Three British passengers who were aboard the Boeing 737 MAX 8 Ethiopian Airlines plane when it crashed in 2019 were “unlawfully killed,” a UK coroner has ruled.
Sam Pegram, Oliver Vick and Joanna Toole were all travelling on the aircraft from Addis Ababa to Kenya when the plane went down just six minutes after take-off on March 10, 2019.
According to the BBC, West Sussex coroner Penelope Schofield said the incident happened after a series of failures relating to the Maneuvering Characteristics Augmentation System.
A sensor failure meant that flight control software initiated at the wrong time and forced the plane to dive despite the pilots attempts to level the aircraft.
The disaster, in which 157 died, came just months after a Lion Air 737 MAX aircraft crashed in October 2018 killing 189 people on board.
Following the Ethiopian Airlines crash the Boeing 737 MAX 8 was grounded for almost two years.
However, three days past before the 737 MAX was grounded in the United States (US).

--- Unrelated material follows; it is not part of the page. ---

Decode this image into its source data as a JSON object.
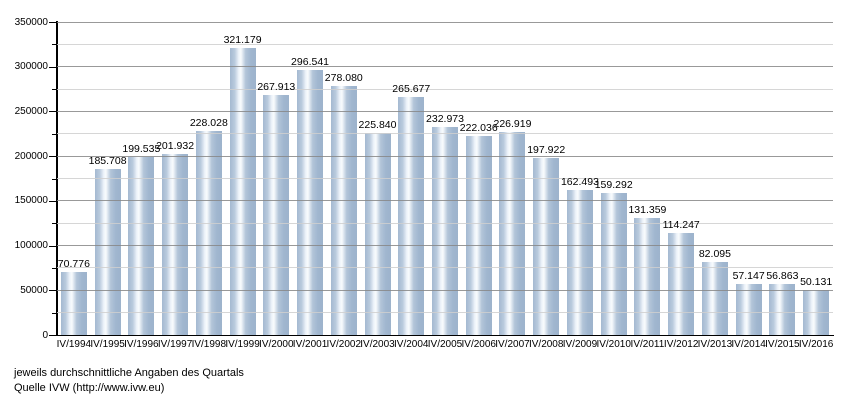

In May 2023, a US judge ruled that relatives of those killed in the Ethiopian Airlines crash can claim compensation.
The judge said the relatives will be allowed to make claims for the pain and suffering experienced by loved ones before impact.
“There is sufficient evidence to support a reasonable inference that these passengers experienced pre-impact fright and terror, and that experience is part of the ‘process or manner of death,’” US District Judge Jorge L. Alonso wrote in his ruling.
AeroTime has contacted Boeing for comment.